1. Reinforce and expand public support for real reform.

  • Most Americans believe that “people who have committed serious crimes can turn their lives around and move away from a life of crime with the right kind of help.” Build on this belief by publicizing both studies and specific examples of successful reentry and reintegration. Be careful when telling stories of individuals who have come out of prison and given back not to give the impression that this is unique or even unusual. Emphasize that many thousands of formerly incarcerated people who have been offered sound educational and employment opportunities have been successful. Showcase successful, government-funded reentry roundtables and programs, especially those that have been shown to reduce recidivism.
  • Emphasize prevention and define it holistically. Americans support the idea of prevention, but may have a narrow view of what it means. It’s not just evening basketball for “inner city youth.” Healthy communities are safe communities, and healthy communities are communities that have good schools, good jobs, good housing, good health care, etc. That is what effective crime prevention entails. Keep hammering on the link between crime, hopelessness, and lack of opportunity.
  • A majority of Americans believe that “it is important for the country to reduce its prison population” and a plurality of Americans say the main reason is “because sentences are disproportionately severe.” This message should be front and center and repeated as often as possible until it becomes a widely accepted fact. Once the public understands that reducing the length of sentences is critical to ending mass incarceration, support for specific sentencing reforms will be easier to build and sustain.
  • The corollary to the above point is to show through existing credible studies that long sentences do not improve public safety. Studies that have examined the public safety effects of imposing longer periods of imprisonment have consistently shown that harsher sentences have little deterrent effect. The same public safety outcomes can be realized with shorter sentences.

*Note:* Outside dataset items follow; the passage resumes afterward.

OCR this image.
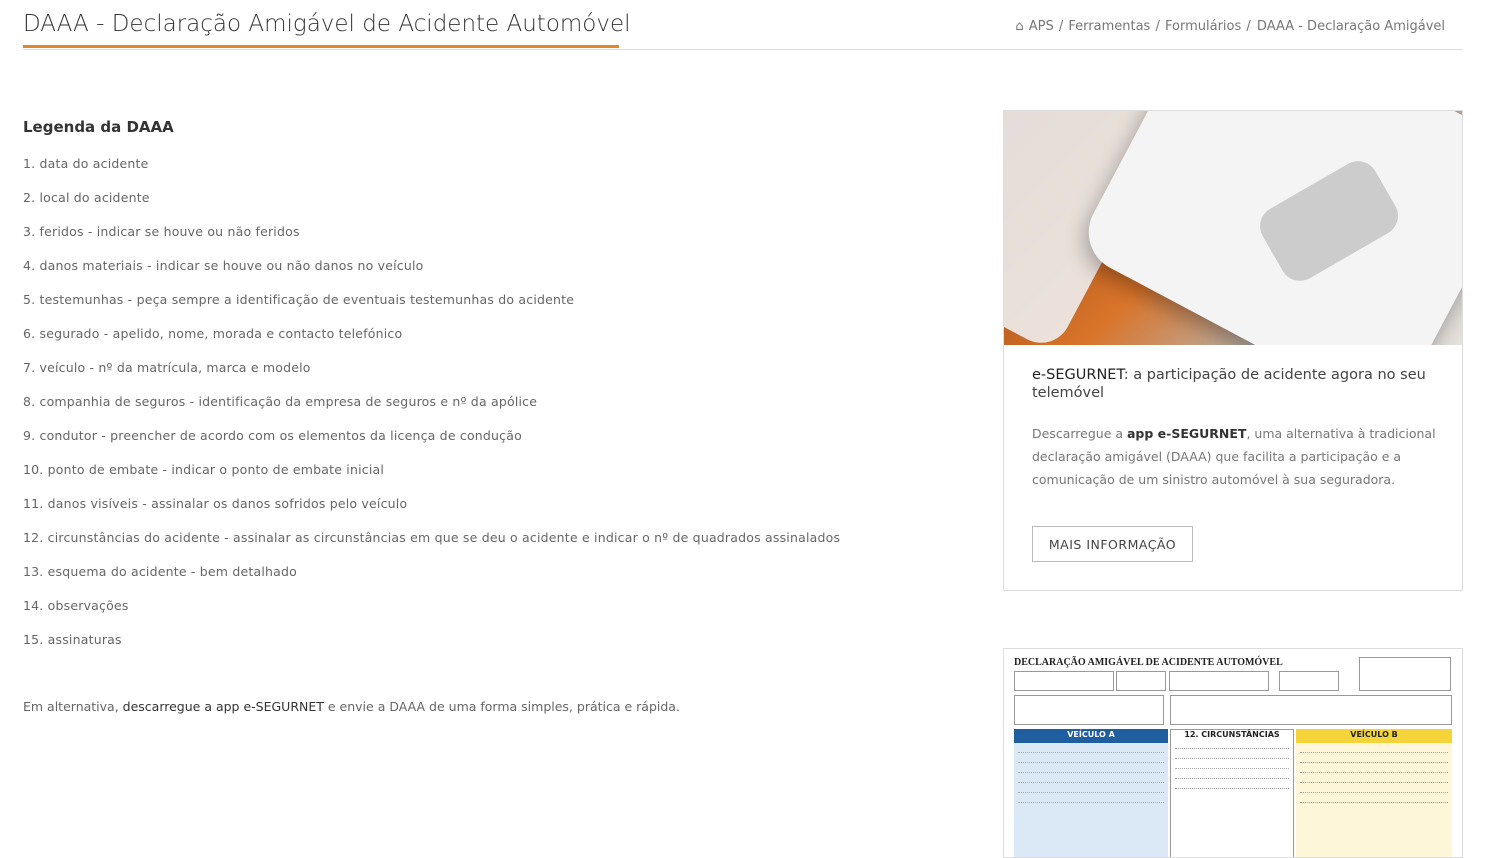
DAAA - Declaração Amigável de Acidente Automóvel	⌂ APS / Ferramentas / Formulários / DAAA - Declaração Amigável
Legenda da DAAA
1. data do acidente
2. local do acidente
3. feridos - indicar se houve ou não feridos
4. danos materiais - indicar se houve ou não danos no veículo
5. testemunhas - peça sempre a identificação de eventuais testemunhas do acidente
6. segurado - apelido, nome, morada e contacto telefónico
7. veículo - nº da matrícula, marca e modelo
8. companhia de seguros - identificação da empresa de seguros e nº da apólice
9. condutor - preencher de acordo com os elementos da licença de condução
10. ponto de embate - indicar o ponto de embate inicial
11. danos visíveis - assinalar os danos sofridos pelo veículo
12. circunstâncias do acidente - assinalar as circunstâncias em que se deu o acidente e indicar o nº de quadrados assinalados
13. esquema do acidente - bem detalhado
14. observações
15. assinaturas

Em alternativa, descarregue a app e-SEGURNET e envie a DAAA de uma forma simples, prática e rápida.

e-SEGURNET: a participação de acidente agora no seu telemóvel

Descarregue a app e-SEGURNET, uma alternativa à tradicional declaração amigável (DAAA) que facilita a participação e a comunicação de um sinistro automóvel à sua seguradora.

MAIS INFORMAÇÃO
DECLARAÇÃO AMIGÁVEL DE ACIDENTE AUTOMÓVEL
VEÍCULO A	12. CIRCUNSTÂNCIAS	VEÍCULO B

2. Proactively tackle problem areas.

  • Keep reminding audiences that the criminal justice system is discriminatory at every stage, from policing through sentencing and the death penalty. Emphasize the roles of unconscious or implicit bias and structural racism in producing very disparate outcomes for white people and people of color.
  • Change the language. Take care not to use terms like “offender,” “ex-offender,” “ex-convict,” “inmate,” and “ex-felon.” Refrain from describing crimes as “nonviolent” whenever possible. The movement prefers phrases like “incarcerated person,” “formerly incarcerated person,” and “returning citizen.” Use the term “discrimination” rather than “disparities.”
  • Emphasize that mass incarceration is a serious American problem that affects the country as a whole. Invoke the values of fairness, equal treatment, second chance, and community.
  • Conduct more public opinion research on:
    • How to talk about people convicted of serious offenses. The ACLU research cited in this report offers some tantalizing hints at what might work, but more research would be helpful.
    • How to disentangle criminal justice and immigration reform. The government’s emphasis on “criminal aliens” and the deportation of hundreds of thousands of people under that label has contributed to the linkage of crime and immigrants in the public discourse. This, in turn, has led to an increase in support for aggressive immigration enforcement. More research would help in developing a communications strategy to overcome this problem.